Ultimately, in our story, there is a natural disaster, there are deaths, there is rebellion and there is recovery.

Altogether, though, while this story dealt to an extent with the events of the period, I was rather disappointed in the book and could only score it at six.

01 April 2015


20 Zimbabwe – The tale of Tamari – Shimmer Chinodya – February 2015 (Score 6.85)

I have to admit to a mistake when I selected this book as one of the options which I put to the group for February 2015. Although I knew that Chinodya also writes books for children, I did not pick up from the Amazon information that this is one of them.

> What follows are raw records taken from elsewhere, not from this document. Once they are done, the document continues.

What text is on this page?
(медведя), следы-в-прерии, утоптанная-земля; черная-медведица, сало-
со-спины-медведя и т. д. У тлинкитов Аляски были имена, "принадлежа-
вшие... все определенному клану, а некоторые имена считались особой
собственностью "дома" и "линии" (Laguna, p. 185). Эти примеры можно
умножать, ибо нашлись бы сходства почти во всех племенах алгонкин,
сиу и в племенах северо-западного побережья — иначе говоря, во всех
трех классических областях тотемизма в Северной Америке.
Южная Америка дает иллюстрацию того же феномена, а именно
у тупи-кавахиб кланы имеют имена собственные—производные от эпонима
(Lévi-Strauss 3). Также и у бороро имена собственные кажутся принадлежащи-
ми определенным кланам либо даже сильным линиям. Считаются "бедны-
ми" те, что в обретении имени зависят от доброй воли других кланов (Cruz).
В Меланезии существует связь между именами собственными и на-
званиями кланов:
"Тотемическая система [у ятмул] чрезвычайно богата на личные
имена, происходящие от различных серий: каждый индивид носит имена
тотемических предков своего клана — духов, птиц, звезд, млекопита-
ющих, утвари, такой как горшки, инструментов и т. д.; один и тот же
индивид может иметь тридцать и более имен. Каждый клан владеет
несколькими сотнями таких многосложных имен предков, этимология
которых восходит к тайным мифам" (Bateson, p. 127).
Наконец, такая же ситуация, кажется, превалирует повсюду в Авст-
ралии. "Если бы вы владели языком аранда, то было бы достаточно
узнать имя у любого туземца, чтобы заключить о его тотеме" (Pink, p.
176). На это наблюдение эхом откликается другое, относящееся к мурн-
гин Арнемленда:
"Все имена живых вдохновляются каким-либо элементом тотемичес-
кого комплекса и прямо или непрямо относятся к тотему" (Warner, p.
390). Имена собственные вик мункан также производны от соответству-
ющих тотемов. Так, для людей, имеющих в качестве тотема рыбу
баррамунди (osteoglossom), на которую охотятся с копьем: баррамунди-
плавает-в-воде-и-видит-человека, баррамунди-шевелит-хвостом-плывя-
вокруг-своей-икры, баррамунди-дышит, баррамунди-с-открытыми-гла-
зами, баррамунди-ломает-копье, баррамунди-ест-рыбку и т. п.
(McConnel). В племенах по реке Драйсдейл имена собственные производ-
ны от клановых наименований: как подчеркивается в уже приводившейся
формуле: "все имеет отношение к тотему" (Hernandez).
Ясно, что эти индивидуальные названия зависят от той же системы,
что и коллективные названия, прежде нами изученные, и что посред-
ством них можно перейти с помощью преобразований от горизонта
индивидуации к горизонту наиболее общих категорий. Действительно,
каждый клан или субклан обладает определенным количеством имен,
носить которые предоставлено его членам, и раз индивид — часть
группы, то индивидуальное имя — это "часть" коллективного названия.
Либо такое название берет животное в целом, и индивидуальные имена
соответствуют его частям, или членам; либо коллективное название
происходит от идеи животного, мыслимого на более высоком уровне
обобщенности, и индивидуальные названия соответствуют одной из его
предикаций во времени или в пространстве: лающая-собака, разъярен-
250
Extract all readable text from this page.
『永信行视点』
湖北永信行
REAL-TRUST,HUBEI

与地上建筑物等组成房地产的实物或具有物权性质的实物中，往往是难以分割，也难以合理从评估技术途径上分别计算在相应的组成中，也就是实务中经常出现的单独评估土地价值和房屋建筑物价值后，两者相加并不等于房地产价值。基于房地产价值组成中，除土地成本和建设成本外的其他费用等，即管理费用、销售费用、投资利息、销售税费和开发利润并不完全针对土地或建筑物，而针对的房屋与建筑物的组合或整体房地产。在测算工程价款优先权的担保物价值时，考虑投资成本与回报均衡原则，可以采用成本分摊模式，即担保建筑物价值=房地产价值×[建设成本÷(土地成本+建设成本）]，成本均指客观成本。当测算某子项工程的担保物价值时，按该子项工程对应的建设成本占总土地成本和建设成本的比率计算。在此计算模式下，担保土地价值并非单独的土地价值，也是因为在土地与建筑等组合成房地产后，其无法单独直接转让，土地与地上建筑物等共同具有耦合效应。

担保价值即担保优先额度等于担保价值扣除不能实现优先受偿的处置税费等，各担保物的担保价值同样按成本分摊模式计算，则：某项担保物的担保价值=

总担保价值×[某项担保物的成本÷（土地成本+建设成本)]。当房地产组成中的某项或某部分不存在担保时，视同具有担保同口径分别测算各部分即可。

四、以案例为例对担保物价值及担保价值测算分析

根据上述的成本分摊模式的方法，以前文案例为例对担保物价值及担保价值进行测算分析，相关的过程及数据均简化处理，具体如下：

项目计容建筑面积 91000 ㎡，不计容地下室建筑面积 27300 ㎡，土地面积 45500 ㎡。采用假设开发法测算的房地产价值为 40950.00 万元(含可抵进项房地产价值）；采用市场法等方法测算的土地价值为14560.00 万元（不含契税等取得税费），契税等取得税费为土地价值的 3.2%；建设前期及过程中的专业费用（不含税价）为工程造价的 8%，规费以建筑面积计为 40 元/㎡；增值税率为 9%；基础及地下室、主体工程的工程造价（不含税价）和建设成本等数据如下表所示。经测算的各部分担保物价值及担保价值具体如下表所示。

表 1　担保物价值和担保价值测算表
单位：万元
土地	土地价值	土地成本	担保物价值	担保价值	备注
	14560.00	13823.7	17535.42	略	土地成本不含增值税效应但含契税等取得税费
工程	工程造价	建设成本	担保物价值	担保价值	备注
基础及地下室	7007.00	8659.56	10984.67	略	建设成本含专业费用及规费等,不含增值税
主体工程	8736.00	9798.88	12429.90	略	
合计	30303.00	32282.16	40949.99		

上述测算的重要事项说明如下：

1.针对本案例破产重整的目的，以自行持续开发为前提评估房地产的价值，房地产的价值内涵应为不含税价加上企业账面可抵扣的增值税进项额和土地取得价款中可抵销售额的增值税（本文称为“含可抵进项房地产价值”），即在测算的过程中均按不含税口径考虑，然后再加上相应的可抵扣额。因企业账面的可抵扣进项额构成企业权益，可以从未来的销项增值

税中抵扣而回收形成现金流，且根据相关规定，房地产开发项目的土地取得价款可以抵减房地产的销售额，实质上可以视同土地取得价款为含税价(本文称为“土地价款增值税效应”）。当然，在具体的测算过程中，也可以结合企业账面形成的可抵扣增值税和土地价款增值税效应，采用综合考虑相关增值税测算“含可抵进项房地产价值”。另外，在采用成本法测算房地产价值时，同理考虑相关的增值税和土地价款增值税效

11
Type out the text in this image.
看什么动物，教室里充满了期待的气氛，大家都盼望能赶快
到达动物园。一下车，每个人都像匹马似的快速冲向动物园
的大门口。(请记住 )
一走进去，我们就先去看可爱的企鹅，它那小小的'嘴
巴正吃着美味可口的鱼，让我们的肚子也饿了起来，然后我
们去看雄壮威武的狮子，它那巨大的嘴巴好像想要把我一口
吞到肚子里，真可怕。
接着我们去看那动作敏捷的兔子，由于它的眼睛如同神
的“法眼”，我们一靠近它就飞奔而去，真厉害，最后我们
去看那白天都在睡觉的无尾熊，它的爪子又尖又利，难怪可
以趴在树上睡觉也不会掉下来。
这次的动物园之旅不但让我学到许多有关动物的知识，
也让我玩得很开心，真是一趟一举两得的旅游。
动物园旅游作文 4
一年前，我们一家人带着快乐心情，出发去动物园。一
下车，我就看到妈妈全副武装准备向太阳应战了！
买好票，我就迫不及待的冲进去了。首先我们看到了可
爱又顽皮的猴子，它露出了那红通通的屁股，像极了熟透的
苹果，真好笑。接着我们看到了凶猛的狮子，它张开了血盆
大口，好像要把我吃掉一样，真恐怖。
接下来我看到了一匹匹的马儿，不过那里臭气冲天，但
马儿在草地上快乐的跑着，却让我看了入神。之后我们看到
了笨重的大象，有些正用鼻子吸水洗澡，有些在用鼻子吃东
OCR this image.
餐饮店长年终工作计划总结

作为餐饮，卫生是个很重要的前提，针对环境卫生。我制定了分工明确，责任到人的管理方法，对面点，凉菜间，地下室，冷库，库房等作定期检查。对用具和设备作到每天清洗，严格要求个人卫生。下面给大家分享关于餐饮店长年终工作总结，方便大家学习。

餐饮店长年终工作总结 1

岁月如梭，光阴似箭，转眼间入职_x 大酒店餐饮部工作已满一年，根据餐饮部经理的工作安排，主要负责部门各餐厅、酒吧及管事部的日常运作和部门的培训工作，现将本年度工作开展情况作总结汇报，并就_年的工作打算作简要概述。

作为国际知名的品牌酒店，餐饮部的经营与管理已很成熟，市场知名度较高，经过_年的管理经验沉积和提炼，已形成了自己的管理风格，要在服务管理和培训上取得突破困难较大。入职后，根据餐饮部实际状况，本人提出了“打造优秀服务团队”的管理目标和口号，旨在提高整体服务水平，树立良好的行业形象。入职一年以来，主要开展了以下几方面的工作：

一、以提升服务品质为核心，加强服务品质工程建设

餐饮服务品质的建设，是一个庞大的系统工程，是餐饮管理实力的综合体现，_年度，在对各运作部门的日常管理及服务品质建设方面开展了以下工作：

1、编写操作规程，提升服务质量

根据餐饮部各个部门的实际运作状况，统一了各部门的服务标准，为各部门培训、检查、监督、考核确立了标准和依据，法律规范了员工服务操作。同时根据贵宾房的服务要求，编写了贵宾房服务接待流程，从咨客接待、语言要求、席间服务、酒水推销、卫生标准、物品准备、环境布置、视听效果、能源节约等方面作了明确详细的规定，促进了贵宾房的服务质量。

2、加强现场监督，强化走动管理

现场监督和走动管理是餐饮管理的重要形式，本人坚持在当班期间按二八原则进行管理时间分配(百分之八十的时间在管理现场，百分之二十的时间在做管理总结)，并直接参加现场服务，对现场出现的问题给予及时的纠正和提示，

It is very short (just over 50 pages) and written in a much simpler style than we have previously found when we read Chinodya. It is a simple story, written in plain, straightforward English in short sentences, and not at all challenging for experienced adult readers.

I think it probably meets the needs of its target audience very well, and I believe that it would encourage young readers to keep on reading, and possibly to move on to Chinodya’s more challenging books, and other authors, from Africa and elsewhere. We enjoy our “World Reading” and hope others do to.

I read the book in a couple of hours (certainly not skimming). I treated it with the serious consideration due to any of our selections, and in fact to all serious and not-so-serious literature.

With all the above in mind, and thinking how well it met its purpose, I scored it at 8.0.